= Femoral head fracture =

Fracture of the upper end of the thigh bone

A femoral head fracture is a rare type of hip fracture that involves a break in the rounded portion of the thigh bone (femur) that fits into the hip socket. They are estimated to account for less than 1% of all hip fractures, with two-thirds of those affected being young adults. These injuries are typically sustained during high-impact events, such as car accidents or falls from significant heights.

== Signs and symptoms ==
Typical presenting findings include pain in the groin, along with swelling and bruising around the hip. Patients are generally unable to walk or bear weight on the affected leg. Femoral head fractures also commonly occur in association with posterior hip dislocation. In these cases, the affected leg is usually in a flexed, adducted, and internally rotated position. The affected leg may appear shorter compared to the unaffected leg. Sciatic nerve injury can also occur, especially in cases of fracture with dislocation.
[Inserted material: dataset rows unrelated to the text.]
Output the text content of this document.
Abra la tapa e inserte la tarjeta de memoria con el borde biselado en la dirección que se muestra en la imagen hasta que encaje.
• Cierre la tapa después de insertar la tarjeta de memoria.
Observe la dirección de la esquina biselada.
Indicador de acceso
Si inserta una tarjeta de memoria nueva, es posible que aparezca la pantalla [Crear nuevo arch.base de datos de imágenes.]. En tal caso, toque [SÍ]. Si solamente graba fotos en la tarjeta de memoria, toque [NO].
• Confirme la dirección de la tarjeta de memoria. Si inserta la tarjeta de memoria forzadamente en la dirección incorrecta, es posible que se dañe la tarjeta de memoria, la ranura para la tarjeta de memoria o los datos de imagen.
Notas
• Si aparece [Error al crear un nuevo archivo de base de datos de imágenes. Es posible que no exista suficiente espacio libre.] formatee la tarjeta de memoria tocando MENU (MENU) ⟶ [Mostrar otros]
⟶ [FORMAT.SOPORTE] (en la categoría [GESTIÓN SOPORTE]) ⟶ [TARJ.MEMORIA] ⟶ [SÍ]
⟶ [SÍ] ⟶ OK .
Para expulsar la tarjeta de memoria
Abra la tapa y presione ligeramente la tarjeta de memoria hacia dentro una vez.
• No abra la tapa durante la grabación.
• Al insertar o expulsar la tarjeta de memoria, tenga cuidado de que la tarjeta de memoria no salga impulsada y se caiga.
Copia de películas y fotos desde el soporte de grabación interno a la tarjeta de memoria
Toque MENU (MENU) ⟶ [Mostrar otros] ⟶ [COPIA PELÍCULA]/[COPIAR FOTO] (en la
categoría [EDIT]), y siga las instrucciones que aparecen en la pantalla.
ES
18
This may manifest with absent or diminished reflexes and weakness when bending the knee or moving the foot.

== Diagnosis ==

=== Imaging ===
Plain radiographs of the pelvis taken from the front (AP view) are the initial imaging method of choice for isolated injuries. Additional views can help identify accompanying injuries, such as acetabular fractures. CT scans are often used in trauma patients with multiple serious injuries or after reduction to further evaluate the hip joint. MRI may be used if there is suspected damage to the cartilage of the hip socket or suspected early osteonecrosis.

=== Classification ===
The Pipkin classification is the most frequently used method to categorize femoral head fractures and is organized as follows:

| Pipkin classification type | Description |
|---|---|
| I | Fracture below the fovea; not involving weight-bearing surface of the head |
| II | Fracture above the fovea; involving weight-bearing surface of the head |
| III | Type I or II fracture with associated femoral neck fracture |
| IV | Type I or II fracture with associated acetabulum fracture |

This classification system helps to guide management and predict outcomes.

== Treatment ==
Initial physical examination should include assessment of circulation and nerve function in the affected leg, particularly in the distribution of the sciatic nerve. In cases with hip dislocation, urgent reduction is required, with earlier intervention being predictive of a better outcome. Definitive management in younger patients may involve surgical options such as open reduction and internal fixation or fragment removal. In contrast, total hip replacement is generally favored in elderly patients.

== Prognosis ==
There are multiple scoring systems used to assess outcomes following recovery, including the Thompson and Epstein outcome score, Merle d'Aubigné and Postel score, and the Oxford Hip Score. Using these scoring systems, good to excellent outcomes are achieved in about two-thirds of cases. However, the association of the injury with pain, joint stiffness, and loss of function contributes to variability in treatment outcomes. Common long-term complications include posttraumatic arthritis, osteonecrosis of the femoral head, and heterotopic ossification.

== Epidemiology ==
Although still uncommon, the incidence of femoral head fractures has increased in recent times. This trend is thought to be the result of two main factors: an increase in motor vehicle accidents and advances in modern vehicle safety, which have increased survival and allowed for more frequent identification of these fractures.